Let $b_i$ and $c_{ik}$ be real numbers with $1 \leq i,k \leq n$ such that the following equation holds
$$
\sum_{i,k=1}^n c_{ik}^2 < 1
$$
Now I have to show the following nonlinear system has exactly one solution $(x_1^*, x_2^*, \dots, x_n^*)$
using the fixed-point theorem.
$$
x_i = \sum_{k=1}^n \sin{(c_{ik} x_k)} + b_i, \qquad 1 \leq i \leq n
$$
So let's define a function
$$
f: \mathbb{R}^n \to \mathbb{R}^n, x = (x_1, x_2, \dots, x_n) \mapsto f(x) = \begin{pmatrix}f_1(x_1, x_2, \dots, x_n) \\
f_2(x_1, x_2, \dots, x_n) \\
\vdots \\
f_n(x_1, x_2, \dots, x_n)
\end{pmatrix}
$$
$(X, d) = (\mathbb{R}^n, |\;|)$ is complete and $f$ is a self-map on $X$.

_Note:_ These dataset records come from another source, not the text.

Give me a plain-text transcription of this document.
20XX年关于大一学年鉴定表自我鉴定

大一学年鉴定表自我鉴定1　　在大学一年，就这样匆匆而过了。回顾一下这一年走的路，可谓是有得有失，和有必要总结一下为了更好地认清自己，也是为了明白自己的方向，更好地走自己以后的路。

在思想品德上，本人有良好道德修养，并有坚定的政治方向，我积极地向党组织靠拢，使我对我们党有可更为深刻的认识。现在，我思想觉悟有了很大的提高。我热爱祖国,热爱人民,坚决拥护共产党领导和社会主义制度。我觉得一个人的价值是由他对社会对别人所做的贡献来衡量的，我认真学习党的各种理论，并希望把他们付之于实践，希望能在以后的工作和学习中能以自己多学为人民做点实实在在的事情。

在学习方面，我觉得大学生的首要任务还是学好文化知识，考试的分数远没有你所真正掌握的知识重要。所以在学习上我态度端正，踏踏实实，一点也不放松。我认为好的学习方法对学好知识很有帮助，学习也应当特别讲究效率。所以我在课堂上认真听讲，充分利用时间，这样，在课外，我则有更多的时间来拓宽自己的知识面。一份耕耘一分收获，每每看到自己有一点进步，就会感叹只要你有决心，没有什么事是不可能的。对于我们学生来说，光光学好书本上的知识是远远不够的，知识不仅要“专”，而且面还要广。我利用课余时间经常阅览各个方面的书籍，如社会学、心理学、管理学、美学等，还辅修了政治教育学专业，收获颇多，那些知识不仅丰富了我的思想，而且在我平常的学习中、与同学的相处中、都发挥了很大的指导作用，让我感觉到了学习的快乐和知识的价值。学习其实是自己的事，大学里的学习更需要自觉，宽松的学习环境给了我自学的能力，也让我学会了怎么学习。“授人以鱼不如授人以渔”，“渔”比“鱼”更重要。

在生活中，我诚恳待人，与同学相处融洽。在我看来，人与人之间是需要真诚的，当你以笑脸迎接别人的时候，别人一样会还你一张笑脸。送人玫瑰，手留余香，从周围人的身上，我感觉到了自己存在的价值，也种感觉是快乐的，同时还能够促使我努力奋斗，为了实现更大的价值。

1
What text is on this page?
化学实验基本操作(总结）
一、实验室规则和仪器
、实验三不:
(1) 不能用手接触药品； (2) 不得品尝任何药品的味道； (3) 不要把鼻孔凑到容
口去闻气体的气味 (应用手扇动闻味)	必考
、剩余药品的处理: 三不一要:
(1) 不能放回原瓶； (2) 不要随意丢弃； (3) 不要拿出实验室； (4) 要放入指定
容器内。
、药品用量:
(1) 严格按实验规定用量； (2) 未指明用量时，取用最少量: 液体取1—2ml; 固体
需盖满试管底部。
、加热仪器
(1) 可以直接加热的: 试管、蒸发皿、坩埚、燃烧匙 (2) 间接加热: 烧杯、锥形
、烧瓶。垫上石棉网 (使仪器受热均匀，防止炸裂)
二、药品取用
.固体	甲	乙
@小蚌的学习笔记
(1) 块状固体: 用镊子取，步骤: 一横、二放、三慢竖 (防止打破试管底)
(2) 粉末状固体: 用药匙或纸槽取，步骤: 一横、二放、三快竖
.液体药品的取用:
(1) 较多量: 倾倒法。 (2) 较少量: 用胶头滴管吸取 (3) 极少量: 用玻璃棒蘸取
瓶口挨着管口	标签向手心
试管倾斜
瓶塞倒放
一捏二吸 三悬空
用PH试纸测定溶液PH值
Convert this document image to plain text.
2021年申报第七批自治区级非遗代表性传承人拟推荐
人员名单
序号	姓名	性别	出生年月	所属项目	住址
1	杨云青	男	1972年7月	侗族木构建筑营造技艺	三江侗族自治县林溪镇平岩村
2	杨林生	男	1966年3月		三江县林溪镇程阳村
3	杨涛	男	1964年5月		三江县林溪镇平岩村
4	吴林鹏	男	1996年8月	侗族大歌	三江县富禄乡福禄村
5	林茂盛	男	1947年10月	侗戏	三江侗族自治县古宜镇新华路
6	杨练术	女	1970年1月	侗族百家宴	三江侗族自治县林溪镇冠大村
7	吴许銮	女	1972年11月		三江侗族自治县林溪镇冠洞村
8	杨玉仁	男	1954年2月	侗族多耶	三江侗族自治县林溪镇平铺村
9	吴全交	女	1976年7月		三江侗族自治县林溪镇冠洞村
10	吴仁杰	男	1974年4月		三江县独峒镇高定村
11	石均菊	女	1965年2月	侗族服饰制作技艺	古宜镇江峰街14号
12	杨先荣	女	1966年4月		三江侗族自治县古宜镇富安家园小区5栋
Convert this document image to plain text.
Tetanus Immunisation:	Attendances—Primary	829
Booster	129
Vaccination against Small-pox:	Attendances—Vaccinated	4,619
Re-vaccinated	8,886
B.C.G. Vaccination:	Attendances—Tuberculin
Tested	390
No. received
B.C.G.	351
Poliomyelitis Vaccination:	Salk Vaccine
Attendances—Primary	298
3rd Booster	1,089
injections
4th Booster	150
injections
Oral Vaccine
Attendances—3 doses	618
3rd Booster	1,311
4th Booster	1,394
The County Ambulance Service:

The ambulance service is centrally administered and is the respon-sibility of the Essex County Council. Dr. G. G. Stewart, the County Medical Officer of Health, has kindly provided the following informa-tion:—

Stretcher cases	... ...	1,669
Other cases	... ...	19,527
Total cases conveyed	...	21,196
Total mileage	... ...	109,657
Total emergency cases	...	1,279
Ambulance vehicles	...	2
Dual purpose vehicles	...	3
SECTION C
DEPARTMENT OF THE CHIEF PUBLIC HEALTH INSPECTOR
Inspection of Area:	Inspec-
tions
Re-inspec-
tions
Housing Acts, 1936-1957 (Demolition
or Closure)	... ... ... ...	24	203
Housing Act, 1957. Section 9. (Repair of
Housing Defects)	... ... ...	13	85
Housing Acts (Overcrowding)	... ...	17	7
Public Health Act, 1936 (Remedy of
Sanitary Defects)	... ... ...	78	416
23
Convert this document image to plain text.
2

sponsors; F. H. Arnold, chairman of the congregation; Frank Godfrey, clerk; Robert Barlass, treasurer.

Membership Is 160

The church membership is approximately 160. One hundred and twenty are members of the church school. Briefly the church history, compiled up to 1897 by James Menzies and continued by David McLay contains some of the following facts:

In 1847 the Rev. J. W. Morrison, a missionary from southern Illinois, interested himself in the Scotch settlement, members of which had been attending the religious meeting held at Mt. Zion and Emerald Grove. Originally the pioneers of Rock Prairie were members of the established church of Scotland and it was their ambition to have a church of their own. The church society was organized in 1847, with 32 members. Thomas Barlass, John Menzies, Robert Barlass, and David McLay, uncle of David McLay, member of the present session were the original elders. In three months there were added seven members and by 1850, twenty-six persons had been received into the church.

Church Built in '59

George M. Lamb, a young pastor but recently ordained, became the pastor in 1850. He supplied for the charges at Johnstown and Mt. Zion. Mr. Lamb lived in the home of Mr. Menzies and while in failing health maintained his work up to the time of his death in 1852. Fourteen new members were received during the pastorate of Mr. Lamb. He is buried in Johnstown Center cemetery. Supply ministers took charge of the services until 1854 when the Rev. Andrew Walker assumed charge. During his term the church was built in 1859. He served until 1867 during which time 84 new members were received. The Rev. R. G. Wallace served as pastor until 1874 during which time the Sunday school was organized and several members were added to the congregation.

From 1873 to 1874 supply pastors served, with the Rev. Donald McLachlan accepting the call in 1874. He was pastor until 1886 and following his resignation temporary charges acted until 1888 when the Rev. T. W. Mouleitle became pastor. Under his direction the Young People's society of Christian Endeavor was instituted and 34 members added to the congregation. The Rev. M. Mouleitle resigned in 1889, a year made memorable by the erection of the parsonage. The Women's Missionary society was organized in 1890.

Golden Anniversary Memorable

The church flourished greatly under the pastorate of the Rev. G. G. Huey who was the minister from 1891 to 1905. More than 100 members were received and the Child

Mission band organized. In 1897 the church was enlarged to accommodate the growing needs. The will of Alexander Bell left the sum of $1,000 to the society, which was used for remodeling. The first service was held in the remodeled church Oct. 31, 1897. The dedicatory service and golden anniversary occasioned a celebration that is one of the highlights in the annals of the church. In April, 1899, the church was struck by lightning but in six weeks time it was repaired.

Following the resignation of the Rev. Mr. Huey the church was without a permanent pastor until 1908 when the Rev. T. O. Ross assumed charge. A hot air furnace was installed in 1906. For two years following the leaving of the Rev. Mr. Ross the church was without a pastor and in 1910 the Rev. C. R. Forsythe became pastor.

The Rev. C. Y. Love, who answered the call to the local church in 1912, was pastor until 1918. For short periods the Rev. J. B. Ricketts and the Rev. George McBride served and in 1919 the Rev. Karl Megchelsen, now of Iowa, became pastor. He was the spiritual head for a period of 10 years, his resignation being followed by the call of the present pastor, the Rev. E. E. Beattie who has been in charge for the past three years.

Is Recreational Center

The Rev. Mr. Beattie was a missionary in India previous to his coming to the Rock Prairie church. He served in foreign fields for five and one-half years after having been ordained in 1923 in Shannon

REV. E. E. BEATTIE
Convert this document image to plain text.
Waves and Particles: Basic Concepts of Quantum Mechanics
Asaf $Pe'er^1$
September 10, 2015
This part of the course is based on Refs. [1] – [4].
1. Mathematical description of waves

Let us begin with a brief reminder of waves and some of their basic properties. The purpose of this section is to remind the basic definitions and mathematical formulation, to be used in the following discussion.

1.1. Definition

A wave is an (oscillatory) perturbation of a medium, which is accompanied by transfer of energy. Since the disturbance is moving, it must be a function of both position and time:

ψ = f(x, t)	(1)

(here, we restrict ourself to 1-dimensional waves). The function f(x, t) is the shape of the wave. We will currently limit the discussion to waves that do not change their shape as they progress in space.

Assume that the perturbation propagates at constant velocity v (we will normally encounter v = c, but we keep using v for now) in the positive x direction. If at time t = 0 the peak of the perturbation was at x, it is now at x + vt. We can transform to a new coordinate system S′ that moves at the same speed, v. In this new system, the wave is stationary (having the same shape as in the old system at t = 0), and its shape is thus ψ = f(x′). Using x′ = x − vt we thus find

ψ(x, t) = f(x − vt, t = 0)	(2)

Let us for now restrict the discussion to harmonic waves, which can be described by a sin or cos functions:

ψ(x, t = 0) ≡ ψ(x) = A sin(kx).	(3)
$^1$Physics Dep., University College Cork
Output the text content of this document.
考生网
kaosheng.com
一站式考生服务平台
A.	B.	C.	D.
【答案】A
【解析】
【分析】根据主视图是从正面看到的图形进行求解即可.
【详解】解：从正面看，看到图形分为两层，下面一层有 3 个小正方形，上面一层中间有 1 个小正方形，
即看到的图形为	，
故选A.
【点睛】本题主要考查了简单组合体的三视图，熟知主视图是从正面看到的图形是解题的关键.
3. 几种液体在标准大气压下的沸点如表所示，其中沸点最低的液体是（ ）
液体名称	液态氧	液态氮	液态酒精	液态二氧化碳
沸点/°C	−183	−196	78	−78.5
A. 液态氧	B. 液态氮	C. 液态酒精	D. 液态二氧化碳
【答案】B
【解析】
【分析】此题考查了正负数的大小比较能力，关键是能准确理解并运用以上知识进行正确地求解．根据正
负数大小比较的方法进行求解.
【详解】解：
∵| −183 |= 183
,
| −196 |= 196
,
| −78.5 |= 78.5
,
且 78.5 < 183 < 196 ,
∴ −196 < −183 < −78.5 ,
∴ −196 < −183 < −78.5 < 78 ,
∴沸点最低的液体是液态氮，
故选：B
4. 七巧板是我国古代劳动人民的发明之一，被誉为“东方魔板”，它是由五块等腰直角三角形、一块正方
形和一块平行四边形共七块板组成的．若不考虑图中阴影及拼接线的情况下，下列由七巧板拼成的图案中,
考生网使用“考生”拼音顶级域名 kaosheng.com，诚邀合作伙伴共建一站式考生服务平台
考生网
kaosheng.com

Now I only need to show the contraction property holds, i.e.
$$
d(f(x), f(y)) \leq qd(x,y), \quad q \in (0,1)
$$
I think I can use the usual euclidean norm here but I'm not even sure how to write this out.
Right now I got this
$$
\sum_{i=1}^n \left(f_i(x) – f_i(y)\right)^2 \leq q^2 \left(\sum_{i=1}^n \left(x_i-y_i\right)^2\right)
$$
with $f_i(x) = \sum_{k=1}^n \sin{(c_{ik} x_k)} + b_i$
Best Answer
First, note that $\sin$ is a non-expansive mapping, due to its derivative being bounded by $1$. It therefore follows that, using Cauchy-Schwarz inequality, \begin{align*} |f_i(\vec{x}) - f_i(\vec{y})| &= \left|\sum_{k=1}^n(\sin(c_{ik}x_k) - \sin(c_{ik}y_k))\right| \\ &\le \sum_{k=1}^n|c_{ik}|\cdot |x_k - y_k| \\ &\le \sqrt{\sum_{k=1}^n c_{ik}^2}\cdot \sqrt{\sum_{k=1}^n |x_k - y_k|^2} \\ &= \|\vec{x} - \vec{y}\| \cdot \sqrt{\sum_{k=1}^n c_{ik}^2}. \end{align*} Therefore, $$\|f(\vec{x}) - f(\vec{y})\|^2 = \sum_{i=1}^n (f_i(\vec{x}) - f_i(\vec{y}))^2 \le \|\vec{x} - \vec{y}\|^2 \cdot \underbrace{\sum_{i=1}^n\sum_{k=1}^n c^2_{ik}}_{< 1},$$ proving the map is a Banach contraction.